On November 9th the democrats were a Party in depression having lost a seemingly ironclad presidential campaign and failed to achieve at least one House majority that seemed on the cards according to most polls. In the nearly six months since then the political stage has changed in a manner that few would have expected in the aftermath of elections.


The transition period leading up to Donald Trump’s Inauguration gave signs of the turmoil that have dogged the new Administration. Then rumours of possible Russian interference in the election campaign seemed more the beginning of a political thriller rather than a matter for serious investigations.

During that period the Democrats had to rethink their tactics. The seemingly solid Republican majority in Congress meant that the Party’s only true battlefield would be the Senate where the one seat Republican majority gave hope for some victories to raise the profile of the Party as it rebuilt for what seemed an uncertain future.

The loss by Hillary Clinton also meant that the Party was in need of a leader to guide it towards the 2018 midterms that gave few hopes for victory.

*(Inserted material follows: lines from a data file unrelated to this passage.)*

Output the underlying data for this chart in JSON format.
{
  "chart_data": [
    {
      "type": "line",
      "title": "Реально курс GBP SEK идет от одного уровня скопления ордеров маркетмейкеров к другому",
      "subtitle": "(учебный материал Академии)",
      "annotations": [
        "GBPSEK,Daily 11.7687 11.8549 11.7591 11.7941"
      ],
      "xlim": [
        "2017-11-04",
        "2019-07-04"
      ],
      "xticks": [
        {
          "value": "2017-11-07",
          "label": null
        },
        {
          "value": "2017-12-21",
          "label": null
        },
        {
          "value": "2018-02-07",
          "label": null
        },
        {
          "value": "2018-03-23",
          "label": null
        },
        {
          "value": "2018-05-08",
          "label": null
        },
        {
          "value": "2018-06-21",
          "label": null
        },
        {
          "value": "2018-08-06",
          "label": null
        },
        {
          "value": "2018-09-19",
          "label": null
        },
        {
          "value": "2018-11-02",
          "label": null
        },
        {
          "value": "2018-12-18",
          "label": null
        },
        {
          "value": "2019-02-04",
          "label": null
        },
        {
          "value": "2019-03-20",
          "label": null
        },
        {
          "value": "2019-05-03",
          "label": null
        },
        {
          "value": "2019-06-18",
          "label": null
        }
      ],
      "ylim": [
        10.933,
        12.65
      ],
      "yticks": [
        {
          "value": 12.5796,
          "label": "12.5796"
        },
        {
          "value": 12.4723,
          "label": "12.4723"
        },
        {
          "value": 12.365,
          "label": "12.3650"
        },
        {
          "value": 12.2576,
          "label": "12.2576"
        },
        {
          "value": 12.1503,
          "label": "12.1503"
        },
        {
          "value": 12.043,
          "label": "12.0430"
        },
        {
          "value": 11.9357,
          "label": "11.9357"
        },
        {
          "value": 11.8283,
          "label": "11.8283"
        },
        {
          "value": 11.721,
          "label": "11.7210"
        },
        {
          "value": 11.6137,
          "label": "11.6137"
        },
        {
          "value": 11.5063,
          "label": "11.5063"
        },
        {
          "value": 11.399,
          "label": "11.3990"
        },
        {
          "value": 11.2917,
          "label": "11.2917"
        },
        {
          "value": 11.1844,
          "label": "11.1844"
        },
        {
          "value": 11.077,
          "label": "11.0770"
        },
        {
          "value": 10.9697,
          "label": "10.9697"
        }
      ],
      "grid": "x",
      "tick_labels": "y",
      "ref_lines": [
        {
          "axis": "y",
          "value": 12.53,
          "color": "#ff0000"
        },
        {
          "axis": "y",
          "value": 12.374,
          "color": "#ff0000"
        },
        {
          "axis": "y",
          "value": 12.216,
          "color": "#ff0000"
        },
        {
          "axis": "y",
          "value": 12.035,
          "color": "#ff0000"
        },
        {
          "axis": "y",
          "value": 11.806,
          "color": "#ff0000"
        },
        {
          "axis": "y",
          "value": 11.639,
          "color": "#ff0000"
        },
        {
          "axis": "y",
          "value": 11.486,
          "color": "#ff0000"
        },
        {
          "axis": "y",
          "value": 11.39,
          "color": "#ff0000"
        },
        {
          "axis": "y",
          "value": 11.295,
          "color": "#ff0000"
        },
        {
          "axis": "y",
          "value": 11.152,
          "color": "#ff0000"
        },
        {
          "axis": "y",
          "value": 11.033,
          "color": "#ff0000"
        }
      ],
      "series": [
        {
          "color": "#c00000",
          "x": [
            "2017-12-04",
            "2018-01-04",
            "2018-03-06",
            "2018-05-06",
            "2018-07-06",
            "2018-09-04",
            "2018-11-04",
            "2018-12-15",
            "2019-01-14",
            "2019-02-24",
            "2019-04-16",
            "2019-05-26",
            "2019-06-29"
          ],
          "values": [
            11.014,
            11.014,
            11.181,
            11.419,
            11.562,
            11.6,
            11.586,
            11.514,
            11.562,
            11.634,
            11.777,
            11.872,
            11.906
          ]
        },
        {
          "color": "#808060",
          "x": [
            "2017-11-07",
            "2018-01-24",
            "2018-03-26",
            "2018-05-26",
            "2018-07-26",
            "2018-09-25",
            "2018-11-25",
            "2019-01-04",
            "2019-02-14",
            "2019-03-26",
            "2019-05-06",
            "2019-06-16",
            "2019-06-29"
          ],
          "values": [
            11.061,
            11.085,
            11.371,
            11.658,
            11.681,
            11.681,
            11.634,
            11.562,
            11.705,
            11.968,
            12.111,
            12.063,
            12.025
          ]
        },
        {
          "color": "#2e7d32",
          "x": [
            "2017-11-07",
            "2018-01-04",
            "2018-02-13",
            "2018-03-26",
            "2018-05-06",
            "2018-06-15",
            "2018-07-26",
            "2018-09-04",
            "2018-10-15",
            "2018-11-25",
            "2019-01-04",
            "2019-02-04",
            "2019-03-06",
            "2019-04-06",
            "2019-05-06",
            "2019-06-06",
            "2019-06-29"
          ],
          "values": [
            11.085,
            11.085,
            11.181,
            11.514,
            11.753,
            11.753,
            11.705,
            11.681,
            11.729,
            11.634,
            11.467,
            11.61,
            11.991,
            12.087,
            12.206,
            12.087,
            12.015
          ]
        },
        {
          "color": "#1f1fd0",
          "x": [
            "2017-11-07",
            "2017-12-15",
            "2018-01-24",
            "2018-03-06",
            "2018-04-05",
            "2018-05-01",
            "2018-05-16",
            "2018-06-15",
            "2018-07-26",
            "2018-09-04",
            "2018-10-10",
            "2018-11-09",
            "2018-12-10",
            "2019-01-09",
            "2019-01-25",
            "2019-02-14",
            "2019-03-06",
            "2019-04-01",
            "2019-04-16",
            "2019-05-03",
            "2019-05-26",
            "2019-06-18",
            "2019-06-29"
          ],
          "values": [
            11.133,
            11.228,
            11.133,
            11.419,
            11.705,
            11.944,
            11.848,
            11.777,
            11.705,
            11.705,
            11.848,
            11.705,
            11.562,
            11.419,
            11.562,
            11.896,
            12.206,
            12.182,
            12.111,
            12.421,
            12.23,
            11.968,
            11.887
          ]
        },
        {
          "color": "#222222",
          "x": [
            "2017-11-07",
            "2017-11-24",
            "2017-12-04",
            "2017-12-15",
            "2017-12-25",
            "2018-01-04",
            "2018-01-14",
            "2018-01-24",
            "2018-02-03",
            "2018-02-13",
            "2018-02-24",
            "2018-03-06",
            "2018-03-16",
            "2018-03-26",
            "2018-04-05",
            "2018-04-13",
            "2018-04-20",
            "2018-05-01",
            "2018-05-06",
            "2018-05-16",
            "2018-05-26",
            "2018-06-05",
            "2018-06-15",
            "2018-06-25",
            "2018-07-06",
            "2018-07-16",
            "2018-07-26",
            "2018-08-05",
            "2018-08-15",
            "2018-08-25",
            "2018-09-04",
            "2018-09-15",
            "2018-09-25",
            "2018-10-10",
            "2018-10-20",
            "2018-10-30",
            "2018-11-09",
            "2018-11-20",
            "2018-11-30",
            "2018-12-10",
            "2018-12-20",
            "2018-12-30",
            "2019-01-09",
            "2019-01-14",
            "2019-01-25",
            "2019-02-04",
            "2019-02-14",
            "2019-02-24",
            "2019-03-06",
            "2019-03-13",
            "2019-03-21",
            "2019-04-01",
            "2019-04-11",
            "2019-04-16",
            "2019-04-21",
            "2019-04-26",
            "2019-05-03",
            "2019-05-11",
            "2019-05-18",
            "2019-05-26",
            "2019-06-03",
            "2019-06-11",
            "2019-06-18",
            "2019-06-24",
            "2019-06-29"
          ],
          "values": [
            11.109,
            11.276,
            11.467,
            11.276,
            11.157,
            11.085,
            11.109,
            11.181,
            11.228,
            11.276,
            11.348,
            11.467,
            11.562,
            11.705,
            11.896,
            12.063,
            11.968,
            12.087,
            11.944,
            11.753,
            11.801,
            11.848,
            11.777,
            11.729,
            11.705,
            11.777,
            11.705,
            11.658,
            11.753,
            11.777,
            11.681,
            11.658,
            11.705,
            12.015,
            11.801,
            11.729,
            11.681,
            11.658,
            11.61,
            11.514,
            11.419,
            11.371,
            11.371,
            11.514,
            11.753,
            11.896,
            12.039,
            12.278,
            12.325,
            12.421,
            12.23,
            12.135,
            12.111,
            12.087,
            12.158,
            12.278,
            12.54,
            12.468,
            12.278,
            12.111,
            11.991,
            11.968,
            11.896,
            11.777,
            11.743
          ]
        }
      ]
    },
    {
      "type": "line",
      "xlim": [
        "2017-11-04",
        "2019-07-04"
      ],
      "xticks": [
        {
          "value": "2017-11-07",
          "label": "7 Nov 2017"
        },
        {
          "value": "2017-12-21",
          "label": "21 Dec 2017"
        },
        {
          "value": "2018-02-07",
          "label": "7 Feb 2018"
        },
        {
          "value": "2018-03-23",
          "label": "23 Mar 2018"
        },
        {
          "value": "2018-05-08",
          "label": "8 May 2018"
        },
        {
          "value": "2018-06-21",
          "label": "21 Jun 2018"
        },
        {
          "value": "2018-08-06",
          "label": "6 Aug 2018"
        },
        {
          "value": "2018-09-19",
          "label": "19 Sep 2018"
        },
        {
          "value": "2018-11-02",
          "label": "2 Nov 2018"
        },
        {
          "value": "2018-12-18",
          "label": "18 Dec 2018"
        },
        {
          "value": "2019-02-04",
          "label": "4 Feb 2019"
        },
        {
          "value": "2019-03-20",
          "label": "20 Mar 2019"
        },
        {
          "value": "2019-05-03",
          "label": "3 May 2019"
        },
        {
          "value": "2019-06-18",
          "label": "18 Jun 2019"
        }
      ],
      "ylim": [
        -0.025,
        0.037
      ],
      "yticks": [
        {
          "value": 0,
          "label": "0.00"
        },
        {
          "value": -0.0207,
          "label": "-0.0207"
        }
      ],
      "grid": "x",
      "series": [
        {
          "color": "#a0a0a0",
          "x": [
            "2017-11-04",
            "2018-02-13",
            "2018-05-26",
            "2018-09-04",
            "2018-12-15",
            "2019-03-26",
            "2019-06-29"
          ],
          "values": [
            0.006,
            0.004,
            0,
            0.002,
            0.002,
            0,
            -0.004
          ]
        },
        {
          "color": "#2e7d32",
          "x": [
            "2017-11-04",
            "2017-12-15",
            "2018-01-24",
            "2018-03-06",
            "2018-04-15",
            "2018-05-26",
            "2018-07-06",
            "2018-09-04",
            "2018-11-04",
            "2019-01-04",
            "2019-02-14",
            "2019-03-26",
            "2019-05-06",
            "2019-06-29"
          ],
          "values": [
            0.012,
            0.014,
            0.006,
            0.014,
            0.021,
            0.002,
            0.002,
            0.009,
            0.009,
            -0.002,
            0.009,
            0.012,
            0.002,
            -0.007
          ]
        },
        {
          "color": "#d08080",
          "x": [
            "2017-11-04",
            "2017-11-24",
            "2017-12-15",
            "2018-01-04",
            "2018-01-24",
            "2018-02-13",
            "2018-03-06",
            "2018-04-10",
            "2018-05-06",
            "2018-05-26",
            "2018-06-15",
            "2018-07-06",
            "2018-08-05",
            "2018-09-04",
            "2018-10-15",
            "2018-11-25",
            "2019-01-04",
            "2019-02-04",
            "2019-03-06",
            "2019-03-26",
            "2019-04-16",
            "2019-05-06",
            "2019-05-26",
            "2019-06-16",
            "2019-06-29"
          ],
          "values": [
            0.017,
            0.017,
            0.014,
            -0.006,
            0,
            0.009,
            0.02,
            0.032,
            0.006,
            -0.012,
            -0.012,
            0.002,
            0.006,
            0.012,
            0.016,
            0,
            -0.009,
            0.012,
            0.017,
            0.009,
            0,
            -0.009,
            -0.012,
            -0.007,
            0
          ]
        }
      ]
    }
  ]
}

Then the confirmation hearings and other matters began.

The confirmation hearings, particularly that of the controversial Jeff Sessions for Attorney General, gave the Democrats a chance to regroup and to fight back against what was obviously an unusual and controversial White House.

The challenge to the oval office was best illustrated during the confirmation debate when Elizabeth Warren was banned from speaking when she attempted to read a letter by Coretta Scott King about the soon to be confirmed Attorney General.

The use of a little known regulation only raised the profile of the letter as it was placed on Warren’s website and then distributed widely on the social media.

This incident raised the Senator’s profile as a future leader for the Party and also showed the public that the Republicans had little interest in working together with the Democrats.


In effect the incident with the letter was what unshackled the Democrats into increasing aggressiveness in their tactics in both Houses.

The news of investigations into possible Russian hacking of the presidential campaign then began to give the party ammunition to use in the Houses and also publicly.

While the first months of the legislative process began predictably the wave of executive orders from the Oval Office began a series of protests against the Mexican border wall and particularly against the repeal and replacement of the ACA.

In effect the midterms that seemed so difficult only a few weeks ago began to become winnable for the Democrats and particularly in light of the now publicly revealed Republican divisions in Congress where Paul Ryan’s proposed bill to replace the ACA which was withdrawn to avoid an embarrassing defeat on the floor.


The GOP divisions and the increasing revelations of Russian interference in the election and the confirmation by FBI Director James Comey that investigations are ongoing of collusion between the Trump team and Russian agents during the campaign and the transition period have charged up November’s defeated Party.

Now the Democrats have the opportunity to go on the charge against the Republicans in the House and in particular against the Oval Office itself as news comes out of developments in the investigations.

House Democrat Leader Nancy Pelosi and Senate Leader Chuck Schumer now have the opportunity to seriously block legislation by the Oval Office as the GOP politicians become more worried about their electoral chances in next year’s midterms.

They will be unwillingly aided by the now open warfare between Donald Trump and the more conservative factions in the GOP beginning with the Freedom Caucus which will give impetus to the Democrat charge.

The Senate and Congress have now become battlefields that were unimaginable in November and the midterms may well change the future of the Oval Office even more.